Several customers visiting New Jersey grocery stores Wednesday morning either brought in recyclable bags, nylon reusable bags, canvas bags or walked in with plastic bags from their home stash – which the new law permits.
While considered likely the strictest bag ban in the nation, there are still some exceptions.
All stores can continue to provide free produce bags and bags used to package meat or dry cleaning. They can also continue selling garbage bags, Ziploc-style bags, pet waste bags, meat in Styrofoam packaging and egg cartons, some of which are made from polystyrene materials.
Prior to the ban taking effect, grocery stores encouraged shoppers to bring in reusable bags, load up on plastic bags from home, consider greener alternatives or, simply, go bagless.
Some large grocers even gave away free reusable bags prior to the ban’s implementation in an effort to prepare consumers. For example, Stop & Shop locations in New Jersey had a promotion Monday and Tuesday where patrons could receive one free reusable bag each, no purchase required.
But some shoppers were still caught bagless like Carlos Pena, who was visiting the Bloomfield Stop & Shop location on Wednesday morning. Pena loaded his items directly into the shopping cart this time, but said he would rather use plastic bags or even be able to pay for paper bags.
“I do not like it because it’s an inconvenience. I do not mind paying the extra dollar or two, ”he said.
The store is providing its customers with “a few options” if caught unprepared at checkout, said Stefanie Shuman, a Stop & Shop spokesperson who walked NJ Advance Media through the store’s Bloomfield location Wednesday.
Reusable bags that range in price from 50 cents to $ 2.50 can be purchased on-site. The more costly bag, called the “Community Bag,” is insulated and $ 1 from every purchase goes to a local New Jersey charity selected by the store, Shuman said. You can also follow in Pena’s footsteps and forgo the bags altogether.
“Of course, there are a few frustrations, a few hiccups – as with any change,” Shuman said. “But the customers generally today in Bloomfield totally get it.”
RELATED: I’ve lived with a plastic bag ban for 3 years. Here’s my tips on how to get by.
One customer ran into the Wegmans in Cherry Hill bagless.
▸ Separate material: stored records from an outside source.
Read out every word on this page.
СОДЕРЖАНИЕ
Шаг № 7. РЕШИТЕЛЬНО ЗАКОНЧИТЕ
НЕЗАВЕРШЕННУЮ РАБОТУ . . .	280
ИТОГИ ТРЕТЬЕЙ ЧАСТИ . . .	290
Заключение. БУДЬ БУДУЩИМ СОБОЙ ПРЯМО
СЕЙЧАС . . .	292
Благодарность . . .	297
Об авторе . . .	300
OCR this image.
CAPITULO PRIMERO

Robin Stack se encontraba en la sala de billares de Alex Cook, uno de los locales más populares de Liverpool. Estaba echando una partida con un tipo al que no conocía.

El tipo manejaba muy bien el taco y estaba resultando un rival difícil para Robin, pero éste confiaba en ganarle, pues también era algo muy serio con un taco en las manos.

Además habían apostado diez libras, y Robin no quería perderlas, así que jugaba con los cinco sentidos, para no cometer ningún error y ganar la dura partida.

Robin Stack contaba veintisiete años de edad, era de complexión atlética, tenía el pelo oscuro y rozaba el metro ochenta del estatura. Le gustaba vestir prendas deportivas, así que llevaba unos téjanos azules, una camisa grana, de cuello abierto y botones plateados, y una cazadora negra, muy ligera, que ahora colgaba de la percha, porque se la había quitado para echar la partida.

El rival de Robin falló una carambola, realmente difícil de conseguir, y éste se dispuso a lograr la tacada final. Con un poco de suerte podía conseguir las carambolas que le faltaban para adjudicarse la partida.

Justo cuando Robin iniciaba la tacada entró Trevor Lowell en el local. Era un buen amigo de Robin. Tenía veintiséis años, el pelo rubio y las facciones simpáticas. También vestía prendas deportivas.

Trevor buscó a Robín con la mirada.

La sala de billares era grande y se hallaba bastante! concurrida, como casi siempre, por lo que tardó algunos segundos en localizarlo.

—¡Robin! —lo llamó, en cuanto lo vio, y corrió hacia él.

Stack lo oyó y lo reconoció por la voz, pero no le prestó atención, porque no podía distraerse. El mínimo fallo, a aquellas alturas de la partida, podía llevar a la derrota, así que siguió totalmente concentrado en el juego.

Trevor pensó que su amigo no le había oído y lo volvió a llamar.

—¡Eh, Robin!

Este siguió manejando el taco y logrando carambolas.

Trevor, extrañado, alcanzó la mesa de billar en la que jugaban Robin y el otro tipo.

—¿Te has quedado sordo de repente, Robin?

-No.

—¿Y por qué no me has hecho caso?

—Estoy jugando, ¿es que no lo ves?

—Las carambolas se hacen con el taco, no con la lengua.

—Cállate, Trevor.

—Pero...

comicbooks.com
A few minutes later she ran out – broccoli in a produce bag and a loaf of bread already in its own packaging in hand.
Pushing a cart down Aisle 19 at the same Wegmans, Don Hollingsworth said he did not think the new law “made sense.”
“All these (new reusable) bags are going to end up in the ocean and landfill anyway too,” said Hollingsworth, 58, of Haddon Township. “I still have about 3,000 of the single-use plastic bags at home and I plan to sell them.”
Customers can also opt to use canvas bags, laundry baskets, biodegradable bags, tote bags and cardboard boxes.
Although single-use plastic bags can still be purchased online, advocates and experts said the hope is people reduce the amount of plastic they use regularly.
A few stores down from Wegmans at Home Depot, Lydia DeMonsi, a retiree of Cherry Hill, applauded the new ban.
“I’ve been using reusable for a couple months,” she said of her own personal bag ban. However, as she was only picking up flowers and fertilizer Wednesday she did not need any bags.